Recensione: “Genius” il regista Michael Grandagebri debutta al cinema con una storia d’amicizia

Genius” è il primo progetto cinematografico del regista teatrale Michael Grandagebri. Il film racconta la vera storia che unì negli anni ’40 il famosissimo editore Max Perkins, padre dei più celebri novellisti americani della storia della letteratura e il famoso scrittore Thomas Wolfe. La narrazione è tratta dal testo: Max Perkins: Editor of Genius del biografo A. Scott Berg. “Genius” è uscito in Italia da circa un mese riportando un discreto ma non notevole successo in sala; la stessa critica internazionale non ha speso molte parole in favore di questo adattamento cinematografico.

Un bel film ma non ottimo, debole in alcune sue parti e mancante di quella forza di impatto che rende un adattamento cinematografico un’ opera che si distingue e di valore.

Genius” racconta in maniera viscerale ed empatica il rapporto d’amicizia che nasce tra i due uomini. Il legame unisce due vite diverse che si trovano improvvisamente insieme e che imparano a conoscersi e diventare uno dipendente dall’altro. Da un lato M. Perkins, un padre da sempre desideroso di avere un figlio maschio e dall’altro lo scrittore Wolfe alla ricerca non solo del successo ma di una figura paterna che lo sostenga e creda in lui. Una storia profonda e complessa dal punto di vista psicologico, in cui il talento e “genio” del novellista irrompe con forza nella vita privata del suo mentore.

Thomas Wolfe è stato sicuramente tra gli scrittori più di successo e di spiccate doti autoriali che Perkins avesse mai incontrato nella sua carriera professionale.

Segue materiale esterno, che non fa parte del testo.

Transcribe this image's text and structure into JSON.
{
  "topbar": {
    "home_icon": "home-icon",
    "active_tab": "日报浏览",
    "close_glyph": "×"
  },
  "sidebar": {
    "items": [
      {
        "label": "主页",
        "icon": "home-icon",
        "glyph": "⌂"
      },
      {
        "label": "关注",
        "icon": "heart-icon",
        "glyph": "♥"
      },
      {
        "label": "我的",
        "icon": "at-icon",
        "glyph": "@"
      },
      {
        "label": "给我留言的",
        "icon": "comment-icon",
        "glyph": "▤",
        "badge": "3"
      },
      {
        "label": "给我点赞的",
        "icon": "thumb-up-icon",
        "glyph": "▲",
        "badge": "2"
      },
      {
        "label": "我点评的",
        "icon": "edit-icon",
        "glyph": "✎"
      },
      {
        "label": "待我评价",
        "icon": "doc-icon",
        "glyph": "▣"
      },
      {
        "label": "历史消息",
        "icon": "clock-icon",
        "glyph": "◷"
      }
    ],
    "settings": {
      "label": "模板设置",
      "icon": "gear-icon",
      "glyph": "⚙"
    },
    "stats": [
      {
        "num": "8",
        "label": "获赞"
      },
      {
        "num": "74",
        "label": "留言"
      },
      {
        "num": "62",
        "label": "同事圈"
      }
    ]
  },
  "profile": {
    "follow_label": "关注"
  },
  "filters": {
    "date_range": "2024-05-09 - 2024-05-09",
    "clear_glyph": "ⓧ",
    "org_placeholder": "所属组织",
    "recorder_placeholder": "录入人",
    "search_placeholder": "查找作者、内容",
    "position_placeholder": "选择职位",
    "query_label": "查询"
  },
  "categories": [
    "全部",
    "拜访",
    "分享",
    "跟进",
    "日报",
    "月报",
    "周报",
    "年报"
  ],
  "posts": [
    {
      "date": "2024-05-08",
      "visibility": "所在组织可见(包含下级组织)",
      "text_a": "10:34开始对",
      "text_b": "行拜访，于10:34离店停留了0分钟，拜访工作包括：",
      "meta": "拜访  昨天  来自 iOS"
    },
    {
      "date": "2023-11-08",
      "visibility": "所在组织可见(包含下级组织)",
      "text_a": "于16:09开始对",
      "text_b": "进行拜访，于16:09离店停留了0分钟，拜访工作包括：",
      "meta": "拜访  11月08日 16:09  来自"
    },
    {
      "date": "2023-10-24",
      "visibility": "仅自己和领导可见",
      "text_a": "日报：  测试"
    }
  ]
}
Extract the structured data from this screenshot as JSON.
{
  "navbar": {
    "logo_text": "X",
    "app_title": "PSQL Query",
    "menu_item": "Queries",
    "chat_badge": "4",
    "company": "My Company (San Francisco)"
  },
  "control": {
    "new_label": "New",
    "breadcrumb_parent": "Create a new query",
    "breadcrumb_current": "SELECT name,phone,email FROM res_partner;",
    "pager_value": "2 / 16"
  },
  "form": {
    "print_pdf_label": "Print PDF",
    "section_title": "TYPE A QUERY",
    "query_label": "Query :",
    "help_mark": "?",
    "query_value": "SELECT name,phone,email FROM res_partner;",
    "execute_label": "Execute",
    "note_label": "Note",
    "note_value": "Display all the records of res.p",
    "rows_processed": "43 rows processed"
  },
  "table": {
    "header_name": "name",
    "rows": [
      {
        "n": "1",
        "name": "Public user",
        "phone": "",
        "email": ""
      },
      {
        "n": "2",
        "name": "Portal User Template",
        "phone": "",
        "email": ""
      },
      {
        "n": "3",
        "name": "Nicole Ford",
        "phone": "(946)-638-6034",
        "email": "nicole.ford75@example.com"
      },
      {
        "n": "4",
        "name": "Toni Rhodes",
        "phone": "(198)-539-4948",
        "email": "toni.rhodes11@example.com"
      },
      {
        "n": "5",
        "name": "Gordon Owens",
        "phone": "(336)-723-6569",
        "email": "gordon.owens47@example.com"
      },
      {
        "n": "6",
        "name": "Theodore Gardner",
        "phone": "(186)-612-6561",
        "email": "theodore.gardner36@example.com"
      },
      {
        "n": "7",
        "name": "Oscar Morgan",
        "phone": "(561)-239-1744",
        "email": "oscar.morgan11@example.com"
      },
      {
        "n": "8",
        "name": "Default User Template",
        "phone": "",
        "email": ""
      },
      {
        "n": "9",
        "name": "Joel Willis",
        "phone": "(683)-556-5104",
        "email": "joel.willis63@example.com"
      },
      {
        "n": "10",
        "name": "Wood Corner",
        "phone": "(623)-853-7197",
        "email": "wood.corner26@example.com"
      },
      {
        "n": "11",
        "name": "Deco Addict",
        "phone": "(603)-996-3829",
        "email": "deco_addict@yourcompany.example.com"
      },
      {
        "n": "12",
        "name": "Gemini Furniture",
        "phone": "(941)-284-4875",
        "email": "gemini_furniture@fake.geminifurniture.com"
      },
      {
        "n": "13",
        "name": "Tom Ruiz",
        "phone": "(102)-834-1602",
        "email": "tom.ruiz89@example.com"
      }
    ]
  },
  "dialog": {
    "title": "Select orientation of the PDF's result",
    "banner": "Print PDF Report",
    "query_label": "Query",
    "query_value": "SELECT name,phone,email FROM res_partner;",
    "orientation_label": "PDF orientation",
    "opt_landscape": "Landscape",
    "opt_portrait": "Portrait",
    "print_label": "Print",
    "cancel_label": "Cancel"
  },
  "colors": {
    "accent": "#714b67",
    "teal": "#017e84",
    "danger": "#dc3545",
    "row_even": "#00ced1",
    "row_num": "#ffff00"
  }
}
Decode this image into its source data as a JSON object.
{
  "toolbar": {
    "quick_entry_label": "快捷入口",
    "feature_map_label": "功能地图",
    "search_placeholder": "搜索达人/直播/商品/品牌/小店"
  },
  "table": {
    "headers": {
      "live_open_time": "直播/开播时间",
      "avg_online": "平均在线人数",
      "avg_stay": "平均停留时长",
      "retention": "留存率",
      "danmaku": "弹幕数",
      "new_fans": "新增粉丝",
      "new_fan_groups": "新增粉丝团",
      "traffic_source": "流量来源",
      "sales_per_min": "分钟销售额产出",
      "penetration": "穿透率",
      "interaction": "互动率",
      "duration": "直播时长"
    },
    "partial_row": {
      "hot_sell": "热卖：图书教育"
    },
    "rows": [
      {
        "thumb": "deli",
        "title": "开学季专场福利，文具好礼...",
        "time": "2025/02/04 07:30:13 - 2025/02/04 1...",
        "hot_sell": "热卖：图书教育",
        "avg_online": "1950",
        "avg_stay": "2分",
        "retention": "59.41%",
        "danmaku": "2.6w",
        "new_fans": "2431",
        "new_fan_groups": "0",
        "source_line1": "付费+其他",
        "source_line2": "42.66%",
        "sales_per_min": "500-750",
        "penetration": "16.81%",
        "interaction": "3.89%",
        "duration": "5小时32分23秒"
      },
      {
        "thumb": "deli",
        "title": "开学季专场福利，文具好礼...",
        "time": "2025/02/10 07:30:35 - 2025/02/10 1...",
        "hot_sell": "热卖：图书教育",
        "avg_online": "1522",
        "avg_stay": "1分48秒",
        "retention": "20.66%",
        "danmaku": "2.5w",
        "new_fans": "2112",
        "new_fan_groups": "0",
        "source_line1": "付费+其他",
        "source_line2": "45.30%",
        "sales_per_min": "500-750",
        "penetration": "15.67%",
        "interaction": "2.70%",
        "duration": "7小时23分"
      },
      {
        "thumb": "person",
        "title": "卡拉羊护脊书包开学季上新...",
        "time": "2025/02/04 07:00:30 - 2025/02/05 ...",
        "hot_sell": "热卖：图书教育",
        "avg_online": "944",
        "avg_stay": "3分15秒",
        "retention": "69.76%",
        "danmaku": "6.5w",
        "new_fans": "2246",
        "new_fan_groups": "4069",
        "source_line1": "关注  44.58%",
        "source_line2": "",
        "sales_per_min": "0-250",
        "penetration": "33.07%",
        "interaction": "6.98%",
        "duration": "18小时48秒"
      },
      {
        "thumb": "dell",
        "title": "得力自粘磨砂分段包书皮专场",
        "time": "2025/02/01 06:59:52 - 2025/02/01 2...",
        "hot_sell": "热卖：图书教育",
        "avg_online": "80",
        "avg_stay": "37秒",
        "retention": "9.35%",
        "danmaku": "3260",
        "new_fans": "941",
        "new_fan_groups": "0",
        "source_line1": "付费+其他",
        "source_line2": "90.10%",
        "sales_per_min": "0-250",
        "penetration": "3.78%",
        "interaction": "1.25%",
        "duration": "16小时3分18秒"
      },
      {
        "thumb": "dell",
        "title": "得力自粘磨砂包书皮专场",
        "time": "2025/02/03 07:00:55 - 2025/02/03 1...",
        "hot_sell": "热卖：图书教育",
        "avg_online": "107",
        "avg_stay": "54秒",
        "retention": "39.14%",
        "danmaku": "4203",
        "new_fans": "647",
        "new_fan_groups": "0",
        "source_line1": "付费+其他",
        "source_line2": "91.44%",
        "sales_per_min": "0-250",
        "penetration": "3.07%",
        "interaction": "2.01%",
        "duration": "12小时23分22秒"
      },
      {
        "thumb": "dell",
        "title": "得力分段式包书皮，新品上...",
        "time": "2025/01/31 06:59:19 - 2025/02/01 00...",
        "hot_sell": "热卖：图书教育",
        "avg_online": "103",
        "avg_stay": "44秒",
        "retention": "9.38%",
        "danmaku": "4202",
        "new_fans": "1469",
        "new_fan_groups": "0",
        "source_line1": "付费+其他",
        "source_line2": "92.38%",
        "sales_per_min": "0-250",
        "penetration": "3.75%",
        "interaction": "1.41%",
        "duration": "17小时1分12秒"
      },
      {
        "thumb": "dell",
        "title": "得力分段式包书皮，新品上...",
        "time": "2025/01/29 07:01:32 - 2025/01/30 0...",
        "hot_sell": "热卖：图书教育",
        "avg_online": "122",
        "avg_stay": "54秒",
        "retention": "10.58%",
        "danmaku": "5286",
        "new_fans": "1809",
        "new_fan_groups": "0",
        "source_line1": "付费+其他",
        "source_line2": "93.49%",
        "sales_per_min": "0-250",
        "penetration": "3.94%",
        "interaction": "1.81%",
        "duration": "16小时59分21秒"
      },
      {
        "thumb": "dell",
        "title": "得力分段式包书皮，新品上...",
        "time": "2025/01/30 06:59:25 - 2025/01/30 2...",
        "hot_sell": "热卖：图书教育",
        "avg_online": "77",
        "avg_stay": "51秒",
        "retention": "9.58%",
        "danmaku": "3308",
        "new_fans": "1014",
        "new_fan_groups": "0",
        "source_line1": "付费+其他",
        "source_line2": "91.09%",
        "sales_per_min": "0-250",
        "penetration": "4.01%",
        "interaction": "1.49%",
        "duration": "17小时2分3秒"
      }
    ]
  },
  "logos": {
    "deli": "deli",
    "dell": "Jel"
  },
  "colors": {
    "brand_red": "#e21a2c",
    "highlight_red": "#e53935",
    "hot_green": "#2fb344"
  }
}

Questo punto di vista del film è sicuramente la parte più ben riuscita di tutta la narrazione. Grazie alla bravura dei due protagonisti. Notevole è infatti l’ interpretazione di Jude Law, nei panni del “folle”, anaffettivo ed eccentrico scrittore che con forza dà vita ad un personaggio di grande impatto motivo.

Di contro Colin Firth (M. Perkins) riflette un carattere più chiuso e discreto, regalando al suo personaggio un autorevolezza e freddezza mitigata dall’irruenza di Wolfe.

Sebbene il sodalizio tra i due uomini sia il punto di forza del film intorno al quale gira il cuore della narrazione, il tutto risente di una regia a volte lenta e statica con dialoghi che in alcuni punti diventano gli unici protagonisti della scena, mettendo in secondo piano un montaggio prettamente cinematografico; questi elementi evidenziano l’impostazione teatrale e scenica del regista.

Ciò che appare più debole e meno approfondito è il lavoro faticoso e difficile dello scrittore alle prese con la propria opera ed il combinarsi insieme della figura dell’editore, di colui che plasma e modifica o sole rende migliore un’opera. Queste le controversie e domande che vengono fuori dai dialoghi tra i protagonisti durante il loro lavoro estenuante nella creazione dei libri.

Queste scene sono a mio parere le più belle ed interessanti ma che purtroppo non sono state approfondite e a cui non è stato dedicato il giusto spazio nella resa cinematografica. Proprio durante questi momenti vengono fuori i caratteri a tutto tondo dei due uomini ed insieme il fulcro vero della storia del film: “la nascita di una novella, il travaglio dello scrittore ed il ruolo dell’editore . Forse questa parte più tecnica ma anche affascinante è quella più zoppicante della narrazione.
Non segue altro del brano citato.